Question

I'm using jQuery .load() to load some pages in a div. I'm testing a mobile web site with Chrome's mobile web site emulator.

Apart this, the thing is that I get this error:

XMLHttpRequest cannot load .../www/pages/welcome_header.html. Received an invalid response. Origin 'null' is therefore not allowed access.

Indeed this i a problem CHrome only has.

It looks that a solution is to use

--allow-file-access-from-files when starting Chrome.

But how do I do it on Windows 8?

I tried with

"run" ==> "chrome --allow-file-access-from-files".

But had not effect

Thanks in advance for any clue.

Was it helpful?

Solution

update: proof that it works on my Windows 8 machine, and some troubleshooting steps for you:

enter image description here

  1. Local file
  2. Warning about Chrome flag
  3. These are text files loaded via RequireJS (which uses XMLHttpRequest)

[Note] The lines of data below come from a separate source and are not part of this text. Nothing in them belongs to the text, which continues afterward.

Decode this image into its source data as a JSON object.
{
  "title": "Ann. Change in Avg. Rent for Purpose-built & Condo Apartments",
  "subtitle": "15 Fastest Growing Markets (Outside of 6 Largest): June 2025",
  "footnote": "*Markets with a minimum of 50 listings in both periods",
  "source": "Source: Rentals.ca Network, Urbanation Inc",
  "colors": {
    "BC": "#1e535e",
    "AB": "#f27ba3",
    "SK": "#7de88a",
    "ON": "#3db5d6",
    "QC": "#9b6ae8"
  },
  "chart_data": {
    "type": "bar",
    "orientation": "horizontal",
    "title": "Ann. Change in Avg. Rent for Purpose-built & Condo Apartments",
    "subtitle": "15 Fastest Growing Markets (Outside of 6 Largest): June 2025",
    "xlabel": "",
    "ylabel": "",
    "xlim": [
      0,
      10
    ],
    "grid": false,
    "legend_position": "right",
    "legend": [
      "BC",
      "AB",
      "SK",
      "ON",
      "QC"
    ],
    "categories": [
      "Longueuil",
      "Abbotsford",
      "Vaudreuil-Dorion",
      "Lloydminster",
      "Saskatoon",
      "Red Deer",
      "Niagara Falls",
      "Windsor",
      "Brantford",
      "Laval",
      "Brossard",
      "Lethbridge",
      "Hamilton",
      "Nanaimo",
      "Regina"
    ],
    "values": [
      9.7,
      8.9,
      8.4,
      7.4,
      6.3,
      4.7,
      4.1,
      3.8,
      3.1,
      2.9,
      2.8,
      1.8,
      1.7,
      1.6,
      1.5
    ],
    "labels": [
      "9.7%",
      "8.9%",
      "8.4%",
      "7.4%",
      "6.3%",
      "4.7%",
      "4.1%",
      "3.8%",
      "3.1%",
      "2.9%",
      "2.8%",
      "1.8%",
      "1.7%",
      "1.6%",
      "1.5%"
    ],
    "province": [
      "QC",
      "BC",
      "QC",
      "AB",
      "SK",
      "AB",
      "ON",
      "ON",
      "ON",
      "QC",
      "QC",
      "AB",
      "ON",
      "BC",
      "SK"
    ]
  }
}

Detailed steps/troubleshooting:

  1. Log in as an Administrator to ensure security restrictions are not preventing anything.
  2. Make sure all instances of Chrome are closed.
  3. Make sure Chrome is running in "Desktop" mode. In Windows 8, Chrome can run in "Windows 8" Metro mode, which has more strict security restrictions.
  4. Run the following command (from "run" menu, cmd.exe, or batch file):

    chrome --disable-web-security --allow-file-access-from-files
    

update 2:

The error message you are getting is different from what I get when I omit --allow-file-access-from-files:

XMLHttpRequest cannot load file:///C:/Users/.../main.coffee. Cross origin requests are only supported for HTTP.

  1. Use the latest version of Chrome.
  2. Check how you are using XMLHttpRequest. Check the browser debugger's network tab. Perhaps Chrome interprets your file URL differently than other browsers?

(...and I guess --disable-web-security is not required.)


Chrome must be passed --allow-file-access-from-files when it first starts. Make sure all instances of Chrome are closed, first (otherwise the instance without the parameter is re-used). I would also add --disable-web-security for good measure. Chrome should display a yellow notification banner warning about unsupported and unsecure settings.

I've been doing this to locally test a hybrid app for iPad.